An operator reported a smell “like something electrical is burning” coming from the power cabinet of the equipment she operates.
An electrician investigated, but he could not smell anything. He opened the cabinet and did a temperature survey with a handheld infrared (IR) thermometer. No hot spots. The wiring all looked good. He was at a loss to explain the reported smell. After some time, he asked the operator if she could still smell that odor, and she said no. But a couple of weeks later, she reported it again.
So, another electrician investigated. As with his predecessor, he could not smell anything. How would you handle this issue at this point?

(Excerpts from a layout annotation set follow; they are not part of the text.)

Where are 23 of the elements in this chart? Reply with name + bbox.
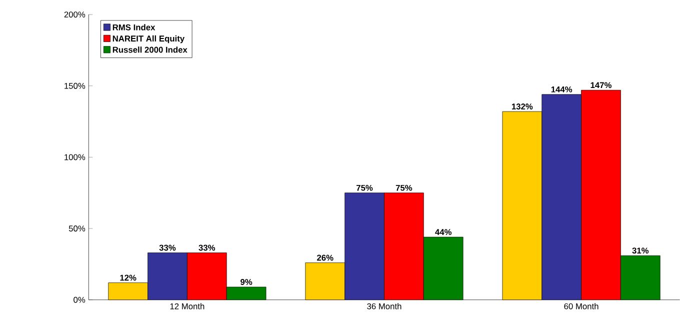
y-tick-label: 200% — [64, 12, 86, 18]
legend-label: Russell 2000 Index — [112, 46, 188, 53]
data-label: 147% — [590, 82, 612, 88]
y-tick-label: 150% — [64, 83, 86, 90]
data-label: 75% — [396, 185, 412, 192]
x-tick-label: 12 Month — [170, 303, 204, 310]
data-label: 26% — [317, 254, 334, 261]
y-tick-label: 100% — [64, 154, 86, 160]
x-tick-label: 60 Month — [564, 303, 598, 310]
y-tick-label: 0% — [74, 297, 86, 304]
data-label: 44% — [435, 229, 452, 236]
y-tick-label: 50% — [68, 226, 86, 232]
data-label: 144% — [551, 86, 572, 93]
data-label: 31% — [632, 248, 649, 254]
x-tick-label: 36 Month — [367, 303, 402, 310]
data-label: 12% — [120, 274, 136, 281]
data-label: 9% — [240, 279, 252, 286]
data-label: 33% — [198, 245, 216, 251]
legend-label: NAREIT All Equity — [112, 36, 185, 44]
data-label: 75% — [356, 185, 373, 192]
data-label: 132% — [512, 104, 533, 110]
data-label: 33% — [159, 245, 176, 251]
legend-label: RMS Index — [112, 24, 156, 31]
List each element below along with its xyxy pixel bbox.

Some people have a keen sense of smell. She may have been smelling vapor that did not originate in that panel but traveled there through the raceway. It built up enough for this operator to smell it leaking from that cabinet.

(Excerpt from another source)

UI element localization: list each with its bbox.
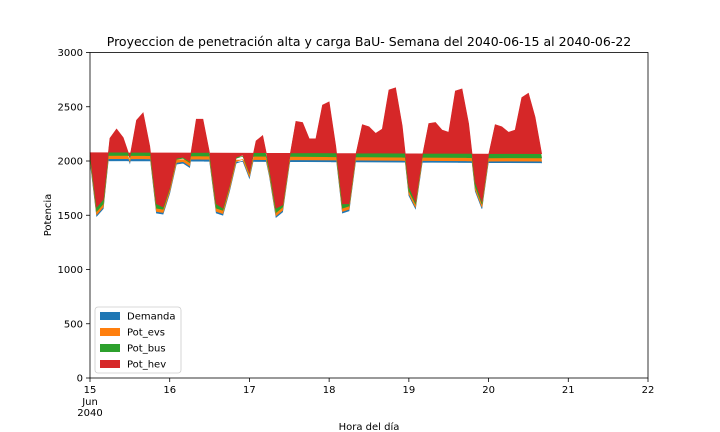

Effectively, the first electrician ventilated the cabinet, thus diluting the vapor below the woman's detection threshold. The fact she again detected the odor after two weeks supports this idea.
She may be smelling the results of overheated thermoplastic, as conductor insulation degrades from being chronically overheated but not overheated enough to simply melt away.
Finding the source is probably not the needle in the haystack problem it appears to be. Start at the feeder that supplies this circuit and look for discolored conductors. This situation existed at a plant because of running differently sized parallel conductors.